Don Brash was born in Wanganui and brought up and educated in Christchurch. After doing a PhD in Economics at the Australian National University in Canberra, he spent five years at the World Bank in Washington, working with both Lester Pearson (former Prime Minister of Canada) and Robert McNamara (at that time President of the World Bank).
Since returning to New Zealand in 1971, he has been chief executive of one of the first overseas-affiliated investment banks (Broadbank), of the New Zealand Kiwifruit Authority, and of the Trust Bank Group. During the eighties, he chaired a number of government advisory committees, including the committee which designed the Goods and Services Tax.
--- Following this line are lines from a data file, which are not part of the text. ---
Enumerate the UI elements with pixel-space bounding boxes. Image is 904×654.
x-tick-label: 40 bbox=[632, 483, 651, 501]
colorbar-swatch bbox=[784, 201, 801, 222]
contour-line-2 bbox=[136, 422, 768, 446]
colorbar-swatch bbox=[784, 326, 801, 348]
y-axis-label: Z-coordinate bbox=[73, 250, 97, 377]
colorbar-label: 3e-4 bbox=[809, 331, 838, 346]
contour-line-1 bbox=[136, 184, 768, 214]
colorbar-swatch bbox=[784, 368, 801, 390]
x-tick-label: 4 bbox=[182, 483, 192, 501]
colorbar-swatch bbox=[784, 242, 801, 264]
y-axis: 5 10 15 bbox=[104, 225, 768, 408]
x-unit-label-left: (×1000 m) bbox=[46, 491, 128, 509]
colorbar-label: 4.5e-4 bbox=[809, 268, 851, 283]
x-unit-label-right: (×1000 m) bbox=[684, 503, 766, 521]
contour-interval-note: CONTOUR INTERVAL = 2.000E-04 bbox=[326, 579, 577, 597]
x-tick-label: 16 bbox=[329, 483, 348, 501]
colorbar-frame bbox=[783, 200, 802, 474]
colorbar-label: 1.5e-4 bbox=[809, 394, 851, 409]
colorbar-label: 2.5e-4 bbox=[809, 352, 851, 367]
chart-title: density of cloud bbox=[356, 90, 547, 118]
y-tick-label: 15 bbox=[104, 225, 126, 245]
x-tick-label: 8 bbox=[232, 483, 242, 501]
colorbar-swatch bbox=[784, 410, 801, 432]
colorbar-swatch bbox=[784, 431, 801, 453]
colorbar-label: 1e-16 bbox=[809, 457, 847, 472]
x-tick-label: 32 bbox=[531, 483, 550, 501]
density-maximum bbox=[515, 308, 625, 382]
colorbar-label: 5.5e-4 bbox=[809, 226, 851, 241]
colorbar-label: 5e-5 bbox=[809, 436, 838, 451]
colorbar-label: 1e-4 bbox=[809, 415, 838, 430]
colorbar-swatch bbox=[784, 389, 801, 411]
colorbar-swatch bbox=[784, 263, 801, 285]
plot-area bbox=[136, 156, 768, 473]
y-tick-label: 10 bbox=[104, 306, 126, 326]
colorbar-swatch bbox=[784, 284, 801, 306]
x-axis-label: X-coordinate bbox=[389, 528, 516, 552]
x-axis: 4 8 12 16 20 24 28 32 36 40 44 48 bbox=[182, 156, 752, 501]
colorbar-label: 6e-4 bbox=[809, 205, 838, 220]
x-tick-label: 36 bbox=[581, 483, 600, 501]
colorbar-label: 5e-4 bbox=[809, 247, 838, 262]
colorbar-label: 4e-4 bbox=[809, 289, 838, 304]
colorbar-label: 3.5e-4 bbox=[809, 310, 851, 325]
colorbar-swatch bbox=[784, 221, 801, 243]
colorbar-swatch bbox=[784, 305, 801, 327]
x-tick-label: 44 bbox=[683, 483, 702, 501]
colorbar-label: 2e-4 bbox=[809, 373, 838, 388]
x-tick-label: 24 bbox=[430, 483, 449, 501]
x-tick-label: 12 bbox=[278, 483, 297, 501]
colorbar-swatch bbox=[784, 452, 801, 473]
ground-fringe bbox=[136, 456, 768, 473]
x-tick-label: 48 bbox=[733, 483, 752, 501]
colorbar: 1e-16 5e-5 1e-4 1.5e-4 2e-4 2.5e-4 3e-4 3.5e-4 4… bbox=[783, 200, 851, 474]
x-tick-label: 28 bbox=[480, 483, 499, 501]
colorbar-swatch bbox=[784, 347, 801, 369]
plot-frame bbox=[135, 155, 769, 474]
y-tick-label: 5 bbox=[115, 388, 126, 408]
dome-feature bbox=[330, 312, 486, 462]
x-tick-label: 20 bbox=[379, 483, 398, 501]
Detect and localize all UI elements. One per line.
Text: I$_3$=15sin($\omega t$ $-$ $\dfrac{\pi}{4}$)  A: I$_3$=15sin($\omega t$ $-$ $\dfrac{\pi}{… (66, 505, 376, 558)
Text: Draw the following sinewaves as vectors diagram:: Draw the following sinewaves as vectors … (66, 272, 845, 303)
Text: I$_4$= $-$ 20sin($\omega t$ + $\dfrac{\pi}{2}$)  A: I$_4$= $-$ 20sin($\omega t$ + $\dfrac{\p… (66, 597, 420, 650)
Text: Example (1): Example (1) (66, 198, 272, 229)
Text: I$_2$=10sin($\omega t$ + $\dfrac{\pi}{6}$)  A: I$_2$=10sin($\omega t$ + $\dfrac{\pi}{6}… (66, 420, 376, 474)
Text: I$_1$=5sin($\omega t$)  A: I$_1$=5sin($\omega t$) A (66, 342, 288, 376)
In 1988, he became Governor of the Reserve Bank, a position he held for almost 14 years before entering Parliament in 2002. In October 2003, he became Leader of the National Party and came close to winning the 2005 general election.
He left Parliament early in 2007, and since that time has been on a number of boards, including the ANZ National Bank and Transpower; has been an Adjunct Professor at the AUT University in Auckland and LaTrobe University in Melbourne; has undertaken consultancy projects in Cambodia, the Pacific Islands and the Bahamas; has been briefly the Leader of the ACT Party; and has given lectures in the US, Mexico and China.
He is currently chairman of the recently established New Zealand subsidiary of the Industrial and Commercial Bank of China and spends his spare time helping to convert a kiwifruit orchard which has been owned by his family trust for many years to one of the new gold varieties of kiwifruit.
He has three adult children, and four grandchildren.